Some of the cities along the coastline were sinking at a rate of five millimetres a year — a decline that outpaced global sea level rise.
These hard-hit centres included New York City and Long Island, Baltimore, Virginia Beach and Norfolk were seeing areas of rapid “subsidence,” the study published in the Proceedings of the National Academies of Sciences stated.
Digital terrain maps
“Continuous unmitigated subsidence on the US East Coast should cause concern,” said Ohenhen. “This is particularly in areas with a high population and property density and a historical complacency toward infrastructure maintenance.”
The researchers gathered data points from space-based radar satellites to build digital terrain maps. They measured millions of occurrences of land subsidence spanning multiple years.
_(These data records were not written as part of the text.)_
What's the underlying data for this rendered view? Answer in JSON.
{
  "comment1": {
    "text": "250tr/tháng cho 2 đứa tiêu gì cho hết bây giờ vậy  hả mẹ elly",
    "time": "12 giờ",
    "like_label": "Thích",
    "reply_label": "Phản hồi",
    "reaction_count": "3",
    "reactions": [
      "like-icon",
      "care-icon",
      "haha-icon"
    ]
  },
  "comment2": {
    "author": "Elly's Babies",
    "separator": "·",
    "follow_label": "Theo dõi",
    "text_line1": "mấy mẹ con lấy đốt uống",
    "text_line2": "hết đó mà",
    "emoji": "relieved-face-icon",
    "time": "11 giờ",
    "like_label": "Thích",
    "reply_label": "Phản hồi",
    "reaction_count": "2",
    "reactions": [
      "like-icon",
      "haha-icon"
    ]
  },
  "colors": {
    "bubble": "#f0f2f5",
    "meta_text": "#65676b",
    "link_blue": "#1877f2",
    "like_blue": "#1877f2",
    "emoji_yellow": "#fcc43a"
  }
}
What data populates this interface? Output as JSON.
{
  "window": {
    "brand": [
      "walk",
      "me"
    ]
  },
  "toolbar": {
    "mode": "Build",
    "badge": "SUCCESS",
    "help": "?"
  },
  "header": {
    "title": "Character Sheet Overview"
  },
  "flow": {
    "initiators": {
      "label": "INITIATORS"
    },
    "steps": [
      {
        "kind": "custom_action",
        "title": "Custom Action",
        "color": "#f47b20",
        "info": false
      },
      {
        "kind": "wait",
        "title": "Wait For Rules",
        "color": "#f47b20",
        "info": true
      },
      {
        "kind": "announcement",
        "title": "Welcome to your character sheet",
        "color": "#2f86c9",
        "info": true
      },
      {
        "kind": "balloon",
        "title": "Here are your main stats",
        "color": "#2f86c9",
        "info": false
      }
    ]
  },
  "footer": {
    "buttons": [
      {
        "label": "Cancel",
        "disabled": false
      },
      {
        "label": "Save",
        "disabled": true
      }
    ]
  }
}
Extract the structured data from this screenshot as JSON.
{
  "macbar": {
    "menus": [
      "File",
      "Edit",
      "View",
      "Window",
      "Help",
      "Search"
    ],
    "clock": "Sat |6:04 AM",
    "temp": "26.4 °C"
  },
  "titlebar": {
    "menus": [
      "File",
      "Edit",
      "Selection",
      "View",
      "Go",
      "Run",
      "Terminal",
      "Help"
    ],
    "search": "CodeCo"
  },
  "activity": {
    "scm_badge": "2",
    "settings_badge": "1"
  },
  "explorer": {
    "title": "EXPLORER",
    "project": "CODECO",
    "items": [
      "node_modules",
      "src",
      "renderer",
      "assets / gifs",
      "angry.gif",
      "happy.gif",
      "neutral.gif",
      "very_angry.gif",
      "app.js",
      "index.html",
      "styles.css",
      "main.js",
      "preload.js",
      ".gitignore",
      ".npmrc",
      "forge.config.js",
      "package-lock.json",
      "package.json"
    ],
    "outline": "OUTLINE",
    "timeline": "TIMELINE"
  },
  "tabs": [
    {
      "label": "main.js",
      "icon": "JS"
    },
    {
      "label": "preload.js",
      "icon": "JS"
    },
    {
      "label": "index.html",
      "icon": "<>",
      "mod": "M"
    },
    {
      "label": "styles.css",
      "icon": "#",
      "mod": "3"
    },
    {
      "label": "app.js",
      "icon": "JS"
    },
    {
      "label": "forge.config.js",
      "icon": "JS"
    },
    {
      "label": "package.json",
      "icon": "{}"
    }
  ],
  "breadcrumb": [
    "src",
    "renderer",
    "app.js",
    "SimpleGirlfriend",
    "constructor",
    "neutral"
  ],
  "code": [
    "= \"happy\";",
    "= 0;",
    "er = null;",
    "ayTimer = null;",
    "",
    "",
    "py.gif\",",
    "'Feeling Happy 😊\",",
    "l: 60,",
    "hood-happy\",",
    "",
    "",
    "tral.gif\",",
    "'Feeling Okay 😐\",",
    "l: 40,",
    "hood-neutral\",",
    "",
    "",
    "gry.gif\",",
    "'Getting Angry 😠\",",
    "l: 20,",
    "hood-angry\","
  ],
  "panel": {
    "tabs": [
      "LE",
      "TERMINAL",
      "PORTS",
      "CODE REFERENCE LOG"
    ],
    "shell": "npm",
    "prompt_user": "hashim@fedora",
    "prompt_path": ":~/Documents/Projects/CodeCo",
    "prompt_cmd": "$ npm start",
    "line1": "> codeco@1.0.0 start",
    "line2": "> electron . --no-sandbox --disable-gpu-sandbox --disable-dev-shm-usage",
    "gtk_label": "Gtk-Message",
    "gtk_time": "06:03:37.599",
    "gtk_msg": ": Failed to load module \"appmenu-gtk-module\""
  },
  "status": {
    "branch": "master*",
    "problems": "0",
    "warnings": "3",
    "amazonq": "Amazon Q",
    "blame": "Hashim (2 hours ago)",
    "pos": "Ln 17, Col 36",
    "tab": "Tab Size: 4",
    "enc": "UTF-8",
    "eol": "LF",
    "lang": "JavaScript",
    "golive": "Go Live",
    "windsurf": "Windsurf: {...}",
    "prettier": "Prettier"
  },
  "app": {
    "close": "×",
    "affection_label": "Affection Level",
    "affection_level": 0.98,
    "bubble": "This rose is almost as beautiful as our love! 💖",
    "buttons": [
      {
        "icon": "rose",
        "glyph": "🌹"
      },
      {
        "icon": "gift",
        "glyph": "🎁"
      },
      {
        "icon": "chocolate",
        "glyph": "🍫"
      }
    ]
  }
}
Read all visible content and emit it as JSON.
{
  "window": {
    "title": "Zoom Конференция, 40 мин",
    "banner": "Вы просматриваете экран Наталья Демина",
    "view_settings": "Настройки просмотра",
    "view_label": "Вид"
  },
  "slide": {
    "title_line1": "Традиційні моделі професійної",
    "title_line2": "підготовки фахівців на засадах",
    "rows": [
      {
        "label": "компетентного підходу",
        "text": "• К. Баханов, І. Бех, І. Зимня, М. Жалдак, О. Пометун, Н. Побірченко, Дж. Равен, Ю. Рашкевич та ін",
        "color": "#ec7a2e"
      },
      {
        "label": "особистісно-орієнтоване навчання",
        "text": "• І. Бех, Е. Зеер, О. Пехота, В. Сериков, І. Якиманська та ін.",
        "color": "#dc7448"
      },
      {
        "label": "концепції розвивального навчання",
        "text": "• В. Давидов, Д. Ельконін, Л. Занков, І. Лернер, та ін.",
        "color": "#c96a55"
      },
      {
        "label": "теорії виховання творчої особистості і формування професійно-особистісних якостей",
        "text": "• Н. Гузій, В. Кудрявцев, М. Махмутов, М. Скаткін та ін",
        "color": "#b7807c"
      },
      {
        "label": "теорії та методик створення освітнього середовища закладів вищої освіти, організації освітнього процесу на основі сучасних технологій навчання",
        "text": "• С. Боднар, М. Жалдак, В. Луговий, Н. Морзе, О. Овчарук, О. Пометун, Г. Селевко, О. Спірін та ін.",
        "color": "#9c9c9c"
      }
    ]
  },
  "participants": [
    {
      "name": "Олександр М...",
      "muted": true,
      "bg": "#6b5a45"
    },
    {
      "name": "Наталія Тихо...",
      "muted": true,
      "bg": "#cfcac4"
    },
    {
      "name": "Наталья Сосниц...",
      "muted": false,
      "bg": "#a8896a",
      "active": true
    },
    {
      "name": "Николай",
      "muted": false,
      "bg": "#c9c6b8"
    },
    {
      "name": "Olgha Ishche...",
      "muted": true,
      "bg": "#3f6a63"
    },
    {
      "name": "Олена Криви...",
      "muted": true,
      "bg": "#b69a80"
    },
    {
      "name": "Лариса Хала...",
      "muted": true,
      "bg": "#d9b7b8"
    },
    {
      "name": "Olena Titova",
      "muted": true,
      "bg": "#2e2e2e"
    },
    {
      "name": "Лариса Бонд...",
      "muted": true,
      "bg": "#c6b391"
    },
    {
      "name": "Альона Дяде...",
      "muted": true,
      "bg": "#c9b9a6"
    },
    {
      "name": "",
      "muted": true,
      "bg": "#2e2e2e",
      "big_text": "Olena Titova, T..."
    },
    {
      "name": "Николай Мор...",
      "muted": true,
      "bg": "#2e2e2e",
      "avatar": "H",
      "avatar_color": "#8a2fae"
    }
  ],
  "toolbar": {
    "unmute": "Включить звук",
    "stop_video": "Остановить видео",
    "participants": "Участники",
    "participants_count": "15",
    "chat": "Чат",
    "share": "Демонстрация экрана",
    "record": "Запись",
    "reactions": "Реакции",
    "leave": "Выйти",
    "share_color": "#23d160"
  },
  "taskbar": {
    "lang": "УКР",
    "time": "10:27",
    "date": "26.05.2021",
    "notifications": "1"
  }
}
Then they created some of the world’s first high-resolution depictions of land subsidence.
The new maps showed that a large area on the East Coast was sinking at least two millimetres a year.
Sea level rise
Several areas along the mid-Atlantic coast were sinking up to 3,700 square kilometres, or more than 1,400 square miles, sinking more than five millimetres per year.
That compares to more than the current four millimetres per year global rate of sea level rise.
The researchers measured subsidence rates of two millimetres a year affecting more than two million people and 800,000 properties on the East Coast.
“This information is needed. No one else is providing it,” said Patrick Barnard, a research geologist with the USGS and co-author of the study.